Sherwood B. Idso (born June 12, 1942) is the president of the Center for the Study of Carbon Dioxide and Global Change, a 501(c)(3) nonprofit organization. Prior to that time he was a Research Physicist with the U.S. Department of Agriculture's Agricultural Research Service at the U.S. Water Conservation Laboratory in Phoenix, Arizona, where he worked since June 1967. He was also closely associated with Arizona State University over most of this period, serving as an Adjunct Professor in the Departments of Geology, Geography, and Botany and Microbiology. His two sons, Craig and Keith, are, respectively, the founder and vice president of the Center for the Study of Carbon Dioxide and Global Change.
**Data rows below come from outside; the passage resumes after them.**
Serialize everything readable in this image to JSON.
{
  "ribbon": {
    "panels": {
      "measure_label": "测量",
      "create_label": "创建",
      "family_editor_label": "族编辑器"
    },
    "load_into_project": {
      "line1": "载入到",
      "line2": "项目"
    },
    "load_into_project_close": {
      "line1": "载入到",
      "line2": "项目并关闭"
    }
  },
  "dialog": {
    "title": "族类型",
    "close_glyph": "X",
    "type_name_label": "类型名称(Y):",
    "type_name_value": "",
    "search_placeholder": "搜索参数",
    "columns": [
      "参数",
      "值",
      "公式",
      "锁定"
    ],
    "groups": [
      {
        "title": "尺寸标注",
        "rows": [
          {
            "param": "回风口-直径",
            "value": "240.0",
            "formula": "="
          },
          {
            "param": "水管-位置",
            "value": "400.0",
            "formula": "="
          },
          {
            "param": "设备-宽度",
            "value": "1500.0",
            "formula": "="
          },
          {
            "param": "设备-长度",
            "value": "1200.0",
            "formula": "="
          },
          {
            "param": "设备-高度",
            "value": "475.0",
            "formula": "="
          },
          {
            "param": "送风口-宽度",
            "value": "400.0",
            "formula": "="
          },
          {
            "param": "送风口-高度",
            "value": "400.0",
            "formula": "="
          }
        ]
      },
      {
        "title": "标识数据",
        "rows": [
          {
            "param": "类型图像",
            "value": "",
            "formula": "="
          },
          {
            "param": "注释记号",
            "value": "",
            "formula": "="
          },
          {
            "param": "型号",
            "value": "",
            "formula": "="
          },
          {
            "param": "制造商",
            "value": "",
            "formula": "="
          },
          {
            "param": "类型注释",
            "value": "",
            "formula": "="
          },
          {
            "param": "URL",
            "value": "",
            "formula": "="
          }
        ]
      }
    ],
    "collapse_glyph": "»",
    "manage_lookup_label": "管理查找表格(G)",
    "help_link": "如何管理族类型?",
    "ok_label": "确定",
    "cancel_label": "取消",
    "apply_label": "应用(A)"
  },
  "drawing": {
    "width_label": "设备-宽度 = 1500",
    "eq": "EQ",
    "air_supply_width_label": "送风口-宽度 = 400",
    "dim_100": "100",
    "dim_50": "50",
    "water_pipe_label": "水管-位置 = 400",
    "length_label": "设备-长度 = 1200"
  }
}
Idso is the author or co-author of over 500 publications including the books Carbon Dioxide: Friend or Foe? (1982) and Carbon Dioxide and Global Change: Earth in Transition (1989). He served on the editorial board of the international journal Agricultural and Forest Meteorology from 1973 to 1993 and since 1993 has served on the editorial board of Environmental and Experimental Botany. Over the course of his career, he has been an invited reviewer of manuscripts for 56 different scientific journals and 17 different funding agencies, representing an unusually large array of disciplines. He is an ISI highly cited researcher.

Sherwood Idso was born in Thief River Falls, Minnesota on June 12, 1942, where he lived until graduating from high school in 1960. Idso then attended the Institute of Technology at the University of Minnesota, receiving a B.Phys. in Physics with distinction in 1964, followed by an M.S. in Soil Science (with a minor in Physics) in 1966 and then a Ph.D. in Soil Science (with a minor in Meteorology and Mechanical Engineering) in 1968. His doctoral thesis was titled, The photosynthetic response of plants to their environment: a holocoenotic method of analysis.